Via Daniel Tunkelang’s recent post, I think that Government information might be a perfect domain in which to ask (and answer) these sorts of questions. The U.S. Open Government Initiative has as its goal the release of loads of raw government data for use by any individual or organization. How are people going to use this data? What types of questions will they ask? What types of questions could they ask, if given the proper tools (i.e. what might they not know that they want to ask, until it becomes possible?)
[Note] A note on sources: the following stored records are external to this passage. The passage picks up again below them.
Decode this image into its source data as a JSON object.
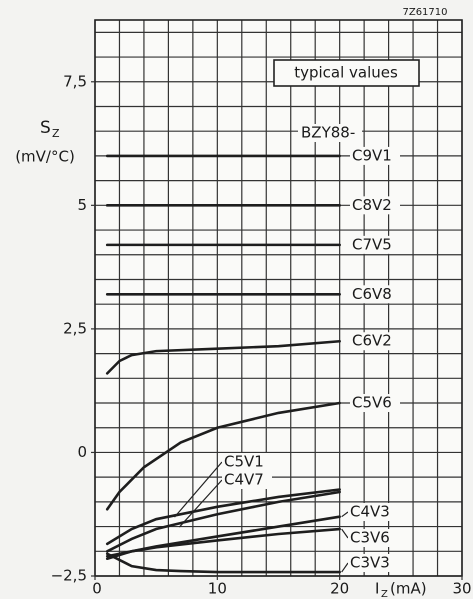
{
  "chart_data": {
    "type": "line",
    "code": "7Z61710",
    "note": "typical values",
    "device": "BZY88-",
    "ylabel": {
      "symbol": "S",
      "subscript": "Z",
      "unit": "(mV/°C)"
    },
    "xlabel": {
      "symbol": "I",
      "subscript": "Z",
      "unit": "(mA)"
    },
    "xlim": [
      0,
      30
    ],
    "ylim": [
      -2.5,
      8.75
    ],
    "xticks": [
      0,
      10,
      20,
      30
    ],
    "yticks": [
      {
        "value": 7.5,
        "label": "7,5"
      },
      5,
      {
        "value": 2.5,
        "label": "2,5"
      },
      0,
      {
        "value": -2.5,
        "label": "−2,5"
      }
    ],
    "grid": true,
    "xgrid": [
      0,
      2,
      4,
      6,
      8,
      10,
      12,
      14,
      16,
      18,
      20,
      22,
      24,
      26,
      28,
      30
    ],
    "ygrid": [
      -2.5,
      -2,
      -1.5,
      -1,
      -0.5,
      0,
      0.5,
      1,
      1.5,
      2,
      2.5,
      3,
      3.5,
      4,
      4.5,
      5,
      5.5,
      6,
      6.5,
      7,
      7.5,
      8,
      8.5
    ],
    "color": "#1e1e1e",
    "series": [
      {
        "name": "C9V1",
        "x": [
          1,
          20
        ],
        "values": [
          6.0,
          6.0
        ]
      },
      {
        "name": "C8V2",
        "x": [
          1,
          20
        ],
        "values": [
          5.0,
          5.0
        ]
      },
      {
        "name": "C7V5",
        "x": [
          1,
          20
        ],
        "values": [
          4.2,
          4.2
        ]
      },
      {
        "name": "C6V8",
        "x": [
          1,
          20
        ],
        "values": [
          3.2,
          3.2
        ]
      },
      {
        "name": "C6V2",
        "x": [
          1,
          2,
          3,
          5,
          10,
          15,
          20
        ],
        "values": [
          1.6,
          1.85,
          1.97,
          2.05,
          2.1,
          2.15,
          2.25
        ]
      },
      {
        "name": "C5V6",
        "x": [
          1,
          2,
          4,
          7,
          10,
          15,
          20
        ],
        "values": [
          -1.15,
          -0.8,
          -0.3,
          0.2,
          0.5,
          0.8,
          1.0
        ]
      },
      {
        "name": "C5V1",
        "x": [
          1,
          3,
          5,
          10,
          15,
          20
        ],
        "values": [
          -1.85,
          -1.55,
          -1.35,
          -1.1,
          -0.9,
          -0.75
        ]
      },
      {
        "name": "C4V7",
        "x": [
          1,
          3,
          5,
          10,
          15,
          20
        ],
        "values": [
          -2.0,
          -1.75,
          -1.55,
          -1.25,
          -1.0,
          -0.8
        ]
      },
      {
        "name": "C4V3",
        "x": [
          1,
          3,
          5,
          10,
          15,
          20
        ],
        "values": [
          -2.15,
          -2.0,
          -1.9,
          -1.7,
          -1.5,
          -1.3
        ]
      },
      {
        "name": "C3V6",
        "x": [
          1,
          3,
          5,
          10,
          15,
          20
        ],
        "values": [
          -2.1,
          -2.0,
          -1.92,
          -1.78,
          -1.65,
          -1.55
        ]
      },
      {
        "name": "C3V3",
        "x": [
          1,
          3,
          5,
          7,
          10,
          20
        ],
        "values": [
          -2.05,
          -2.3,
          -2.38,
          -2.4,
          -2.42,
          -2.42
        ]
      }
    ]
  }
}
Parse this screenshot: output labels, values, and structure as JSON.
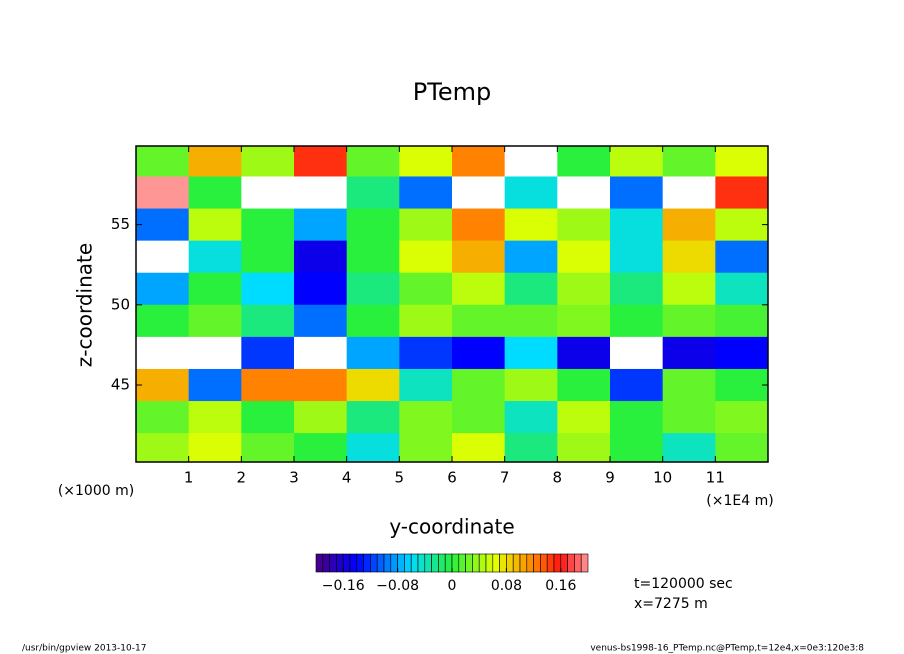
{
  "chart_data": {
    "type": "contour",
    "title": "PTemp",
    "x_label": "y-coordinate",
    "y_label": "z-coordinate",
    "x_unit": "(×1E4 m)",
    "y_unit": "(×1000 m)",
    "xlim": [
      0,
      12
    ],
    "xticks": [
      1,
      2,
      3,
      4,
      5,
      6,
      7,
      8,
      9,
      10,
      11
    ],
    "ylim": [
      40.2,
      59.9
    ],
    "yticks": [
      45,
      50,
      55
    ],
    "x": [
      0.5,
      1.5,
      2.5,
      3.5,
      4.5,
      5.5,
      6.5,
      7.5,
      8.5,
      9.5,
      10.5,
      11.5
    ],
    "z": [
      59,
      57,
      55,
      53,
      51,
      49,
      47,
      45,
      43,
      41
    ],
    "values": [
      [
        0.02,
        0.1,
        0.04,
        0.15,
        0.02,
        0.06,
        0.12,
        0.25,
        0.0,
        0.05,
        0.02,
        0.06
      ],
      [
        0.2,
        0.0,
        0.22,
        0.21,
        -0.02,
        -0.1,
        0.25,
        -0.05,
        0.25,
        -0.1,
        0.22,
        0.15
      ],
      [
        -0.1,
        0.05,
        0.0,
        -0.08,
        0.0,
        0.04,
        0.12,
        0.06,
        0.04,
        -0.05,
        0.1,
        0.05
      ],
      [
        0.21,
        -0.05,
        0.0,
        -0.15,
        0.0,
        0.06,
        0.1,
        -0.08,
        0.06,
        -0.05,
        0.08,
        -0.1
      ],
      [
        -0.08,
        0.0,
        -0.06,
        -0.14,
        -0.02,
        0.02,
        0.05,
        -0.02,
        0.04,
        -0.02,
        0.05,
        -0.04
      ],
      [
        0.0,
        0.02,
        -0.02,
        -0.1,
        0.0,
        0.04,
        0.02,
        0.02,
        0.03,
        0.0,
        0.02,
        0.01
      ],
      [
        0.22,
        0.22,
        -0.12,
        0.25,
        -0.08,
        -0.12,
        -0.14,
        -0.06,
        -0.15,
        0.22,
        -0.15,
        -0.14
      ],
      [
        0.1,
        -0.1,
        0.12,
        0.12,
        0.08,
        -0.04,
        0.02,
        0.04,
        0.0,
        -0.12,
        0.02,
        0.0
      ],
      [
        0.02,
        0.05,
        0.0,
        0.04,
        -0.02,
        0.03,
        0.02,
        -0.04,
        0.05,
        0.0,
        0.02,
        0.03
      ],
      [
        0.04,
        0.06,
        0.02,
        0.0,
        -0.05,
        0.03,
        0.06,
        -0.02,
        0.04,
        0.0,
        -0.04,
        0.02
      ]
    ],
    "colorbar": {
      "lim": [
        -0.2,
        0.2
      ],
      "ticks": [
        {
          "value": -0.16,
          "label": "−0.16"
        },
        {
          "value": -0.08,
          "label": "−0.08"
        },
        0,
        0.08,
        0.16
      ]
    },
    "annotations": [
      "t=120000 sec",
      "x=7275 m"
    ],
    "footer_left": "/usr/bin/gpview   2013-10-17",
    "footer_right": "venus-bs1998-16_PTemp.nc@PTemp,t=12e4,x=0e3:120e3:8"
  }
}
Two types of information retrieval might be perfect for this domain: Exploratory Search and (Explicitly) Collaborative Search. In exploratory search, the goal of your information seeking is to learn, discover, compare, contrast, etc. In explicitly collaborative search, your goal is to do something similar, but with another set of like-minded partners working with you on the same task/topic. Each partner may have different expertise; one may be an expert in energy policy, another might understand trade and commerce, and another might have experience with the inner workings of Congress and understand how it works on a practical level. If you put all these people together right now, the only way they can work together on a shared task is to search separately and then email each other their results. What if, however, you could design a system that not only mediated between them on an interface level (immediate notification of marked documents and passages, shared highlighting of seen documents, etc.) but mediated between them on an algorithmic level as well? Algorithmic mediation of the collaborative process would mean that the retrieval system itself has a hand in both combining and partitioning the inputs and actions of the search team members, as necessary. They might then be able to find important, valuable information that none of the searchers, had they been working alone, could have.
It seems like an interesting domain, and one with real, potentially quite important consequences and societal implications. It will be interesting to watch as this develops.